Fast forward to today. Baby #2 is almost 10 months old and I am 5 lbs away from my pre-pregnancy weight with him. I have been constantly working out since he was 6 weeks old, but my eating and nutrition have not been what they should be. But I am a lot better now than I was 6 months ago. When I made this running goal about a month ago, I was completely motivated and pumped! I went to the gym that night, lifted weights, and told myself I was going to run a mile nonstop. I thought and knew it was going to be rough, but to my surprise it wasn't as bad as I thought it was going to be. I did it! I was so optimistic that I would be able to do this. Then came the next day. My foot was killing me! I knew that I had to of pulled something. I tried icing it and took anti-inflammatories, but nothing helped. It continued to get worse and worse. I was completely bummed. I was so excited to set off on a journey I had never taken before, and then my dreams were suddenly crushed by a throbbing foot. I finally went in to a foot doctor to make sure that it wasn't anything too serious. The diagnosis was "spur-heel syndrome." I had pulled the main tissue that connects your heel to your foot. But I soon realized that it was something that would heal by being taped and possibly getting orthotics, but I was told I would and could run again. Hallelujah!

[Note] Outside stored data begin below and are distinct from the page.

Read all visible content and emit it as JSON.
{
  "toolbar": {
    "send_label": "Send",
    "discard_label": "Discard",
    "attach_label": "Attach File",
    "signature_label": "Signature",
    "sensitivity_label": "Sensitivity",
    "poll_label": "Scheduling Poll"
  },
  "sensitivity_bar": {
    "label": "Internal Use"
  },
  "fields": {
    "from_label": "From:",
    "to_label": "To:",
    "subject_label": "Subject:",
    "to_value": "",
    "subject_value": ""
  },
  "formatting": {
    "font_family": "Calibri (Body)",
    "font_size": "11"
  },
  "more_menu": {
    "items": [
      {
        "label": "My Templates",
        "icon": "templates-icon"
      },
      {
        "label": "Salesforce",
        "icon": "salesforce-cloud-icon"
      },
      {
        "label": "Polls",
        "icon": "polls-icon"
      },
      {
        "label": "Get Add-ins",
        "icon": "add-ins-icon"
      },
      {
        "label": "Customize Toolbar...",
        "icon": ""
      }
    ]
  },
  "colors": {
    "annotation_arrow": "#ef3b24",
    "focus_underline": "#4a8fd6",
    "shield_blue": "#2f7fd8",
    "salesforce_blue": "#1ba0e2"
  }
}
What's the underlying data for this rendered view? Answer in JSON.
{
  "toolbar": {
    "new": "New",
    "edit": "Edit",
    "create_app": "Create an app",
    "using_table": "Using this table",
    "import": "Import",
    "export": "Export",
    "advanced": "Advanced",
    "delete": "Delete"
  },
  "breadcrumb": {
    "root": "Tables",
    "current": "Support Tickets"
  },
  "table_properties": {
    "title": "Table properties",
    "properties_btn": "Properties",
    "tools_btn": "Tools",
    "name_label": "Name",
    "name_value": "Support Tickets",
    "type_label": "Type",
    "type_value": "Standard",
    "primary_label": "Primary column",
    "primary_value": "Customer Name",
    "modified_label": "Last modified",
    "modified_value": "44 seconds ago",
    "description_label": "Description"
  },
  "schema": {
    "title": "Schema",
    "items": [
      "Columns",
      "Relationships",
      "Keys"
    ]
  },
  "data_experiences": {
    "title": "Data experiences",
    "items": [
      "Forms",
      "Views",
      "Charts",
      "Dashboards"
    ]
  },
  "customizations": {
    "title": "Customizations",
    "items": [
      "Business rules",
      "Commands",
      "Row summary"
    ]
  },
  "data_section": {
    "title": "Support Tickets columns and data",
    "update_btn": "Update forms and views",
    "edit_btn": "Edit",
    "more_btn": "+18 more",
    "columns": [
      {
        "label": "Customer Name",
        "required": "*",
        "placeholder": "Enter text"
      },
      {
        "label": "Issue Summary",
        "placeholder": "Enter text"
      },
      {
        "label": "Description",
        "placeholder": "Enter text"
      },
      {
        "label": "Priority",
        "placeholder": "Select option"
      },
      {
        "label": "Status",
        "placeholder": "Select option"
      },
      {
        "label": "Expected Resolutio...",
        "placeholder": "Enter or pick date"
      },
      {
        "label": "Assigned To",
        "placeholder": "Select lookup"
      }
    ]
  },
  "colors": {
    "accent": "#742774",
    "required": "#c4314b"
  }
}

This is my first week back at running and I have ran over a mile 3 times this week and my foot hasn't hurt a bit! My motivation is coming back slowly, but surely! To go along with my running goal, I have set a pretty high goal that I hope I can reach. I am planning on running in the Bear Lake Half Marathon this June. That gives me just over 5 months to train myself to run 13.1 miles halfway around Bear Lake. There are many times when I think that I can't do this...but my husband has been right by my side encouraging me that I CAN and WILL do this. I know that this is going to be hard. Probably one of the hardest things I have ever done in my life, (besides giving birth to two handsome boys) but I am determined that I can do this. I am starting off slow, but as long as I push myself a little harder every week, I know I will be able to run those dreaded 13.1 miles. If anyone wants to embark on this journey with me, I would love to have the company!